I've never written a single review before, despite a fairly strong desire to do so at times. But a few weeks ago, a very peculiar project pinged my radar. And now that I finally had a chance to watch it, I decided to scribble a few words about it.
Emesis Blue is an animated horror thriller set in Team Fortress 2 universe, created by Fortress Films production team using Valve's Source Filmmaker. It follows a private detective and a washed-up war veteran who set out to find an executive of the Builders League United Corporation, who mysteriously disappeared on a Halloween night of 1968.
Right from the beginning we're met by a very strong art direction. Shots are very well composed, lit, and color graded. Every scene is meticulously framed to tell a story. The composition itself is extremely well put. There are handful of shots that threw me into awe.
Of course there are various art style inconsistencies with the original style of TF2, but it all adds to the overall picture, and I don't think it was even intended to be consistent with TF2. Overly detailed wrinkles and rough surfaces, realistic imperfections now and then, particle systems that almost seem like they weren't made in Source: it all creates a sense of grit and in most cases provides a very serious contrast. The only complaint I personally have, and it is mostly based on the good old "how I'd do it", is the strength of the sharpen filter in the beginning. In my opinion, it created a fair amount of dirty shots. Nonetheless, it didn't take me out of the experience one bit.
The medical room scene actually reminded me of my own SFM work from 2016. The third episode of the "Documents" series had an intro sequence that also took place in a medical room, albeit a shady one. Good memories.
The animation of Emesis Blue is very good, most of the time even excellent. It's a solid mix of key framed animations, and home made motion capture, which my trained eye sees from afar. There was not a single time where I was taken out of the experience to think about the animation. It serves its purpose very well. There's weight, there's momentum, there's purpose. It's well detailed and it's awesome. The facial expressions are amazing though!
What is also worth mentioning is the camera work. The way the camera is animated is extremely good. There are lots of shots where you can clearly see a real life technique being used, whether it's a handheld movement, or a zoom in.
The audio work of this movie is extremely good. Sound effects and music are so well crafted and put together, there's practically nothing to complain about. It's dirty, scary, and creates tension. The one and only thing that I feel like could use some work is voice over mixing. Some lines are a little louder than the others. Some lines have different quality and equalization. There's occasional yet subtle booming of the wind shield, that, speaking from personal experience, is a bitch to work with.

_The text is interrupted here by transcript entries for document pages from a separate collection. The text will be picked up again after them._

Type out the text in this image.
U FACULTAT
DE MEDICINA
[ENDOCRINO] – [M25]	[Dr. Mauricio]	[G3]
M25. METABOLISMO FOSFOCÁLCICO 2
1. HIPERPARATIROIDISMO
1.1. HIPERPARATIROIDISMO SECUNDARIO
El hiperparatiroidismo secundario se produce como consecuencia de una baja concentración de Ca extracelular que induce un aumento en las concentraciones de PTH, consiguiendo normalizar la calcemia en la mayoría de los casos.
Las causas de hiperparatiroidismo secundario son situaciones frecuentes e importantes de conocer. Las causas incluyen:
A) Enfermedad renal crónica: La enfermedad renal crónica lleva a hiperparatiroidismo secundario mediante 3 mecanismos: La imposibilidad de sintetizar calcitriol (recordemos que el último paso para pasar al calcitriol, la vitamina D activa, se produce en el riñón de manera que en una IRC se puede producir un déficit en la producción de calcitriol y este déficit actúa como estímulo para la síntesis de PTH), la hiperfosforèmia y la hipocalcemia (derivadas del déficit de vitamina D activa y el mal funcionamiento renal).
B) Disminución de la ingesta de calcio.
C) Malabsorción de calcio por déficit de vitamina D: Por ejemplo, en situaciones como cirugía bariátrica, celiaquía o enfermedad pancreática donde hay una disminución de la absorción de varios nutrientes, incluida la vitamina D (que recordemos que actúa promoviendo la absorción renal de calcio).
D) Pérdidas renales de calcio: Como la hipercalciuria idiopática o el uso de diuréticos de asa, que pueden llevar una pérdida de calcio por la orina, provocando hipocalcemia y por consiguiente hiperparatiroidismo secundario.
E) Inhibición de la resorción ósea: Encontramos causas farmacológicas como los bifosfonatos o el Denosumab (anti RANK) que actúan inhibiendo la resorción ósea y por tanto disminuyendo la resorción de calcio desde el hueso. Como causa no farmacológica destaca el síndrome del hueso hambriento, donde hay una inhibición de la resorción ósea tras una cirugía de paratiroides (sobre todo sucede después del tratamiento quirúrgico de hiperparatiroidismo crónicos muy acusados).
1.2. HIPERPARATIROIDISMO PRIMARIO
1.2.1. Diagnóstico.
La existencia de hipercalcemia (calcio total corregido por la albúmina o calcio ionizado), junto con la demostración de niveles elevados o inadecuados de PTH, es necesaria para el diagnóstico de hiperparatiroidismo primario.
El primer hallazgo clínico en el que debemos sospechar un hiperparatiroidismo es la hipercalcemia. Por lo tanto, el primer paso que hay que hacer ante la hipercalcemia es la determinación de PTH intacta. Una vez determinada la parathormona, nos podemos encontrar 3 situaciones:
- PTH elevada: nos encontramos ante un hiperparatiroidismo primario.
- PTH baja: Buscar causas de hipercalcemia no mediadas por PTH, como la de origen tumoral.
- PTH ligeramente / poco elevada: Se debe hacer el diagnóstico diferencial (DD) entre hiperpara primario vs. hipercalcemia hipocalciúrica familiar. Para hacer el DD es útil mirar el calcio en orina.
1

I'm not quite sure whether the soundtrack to this movie is original, or it is a mashup of third party music tracks, but it's just perfect. If it is original, then hats off to Chad Payne, who's credited for audio work!
The entire cast did an amazing job at playing their characters. Whether it's Medic losing his mind, or
Citizen Jules Archibald being an arrogant bastard, they all sound pretty authentic. It would be unfair for me to criticize their impressions based on original voices of TF2. They're obvious, but you quickly forget about it as movie progresses. JazzyJoeyJr does a convincing Soldier impression. And despite me never hearing the Citizen class due to his absence in TF2, David Love sounds exactly as I would imagine him to speak. Chad Payne and Anton Pelizzari, director and producer of the project respectively, are actually voicing a whole heap of characters, and I didn't even notice that. In the end, it's the acting that matters in this movie.
It will sound fairly biased of me to say this due to past work, but Cameron Nichols does an incredible job portraying Scout. However, without spoiling, the true beauty of his performance reveals itself when he starts screaming. It is something I did not expect.
Another special (and biased) mention goes to John Whinfield voicing several background characters. I didn't even recognize him.
Now, the story is very well written. It's absolutely not TF2's dark cartoony humor. It's pure horror. There's tension, there's symbolism, and there are references. Some subtle, some not so much. The jokes that happen now and then in the spirit of TF2 are good and serve as a good defuser. Though, those unfamiliar with TF2 characters may find them out of place.
I don't watch a whole lot of movies, and the majority of the ones I do watch are usually not as popular or iconic. Yet, while watching Emesis Blue, it reminded me of Se7en, Mandy, The House That Jack Built, and more. At one point, though, I started losing the sub-plots. It is not something to do with the movie, but mostly with myself personally. Somewhere after 2/3 of the movie things started drifting away from me a little. The ending sequence, while looking as great as the rest of the picture, left me confused. Still, I think that the fans of the genre will find this one an enjoyable experience.
Emesis Blue truly is a very interesting, bold, and unique movie made with Source Filmmaker. And even aside from the software it was made with, and the community surrounding it, it is something very special. It does not drag things out and it tells you a story at its own pace. It creates and maintains a very good suspense without relying on cheap jumpscares. Hell, there are none. And it wouldn't be a spoiler.
I think this picture should be seen both by those, who frequent SFM and TF2 community, and those, who simply enjoy watching animated horror. Though, knowing at least a little bit about Team Fortress 2 lore and premise would immensly help you to digest this movie's story.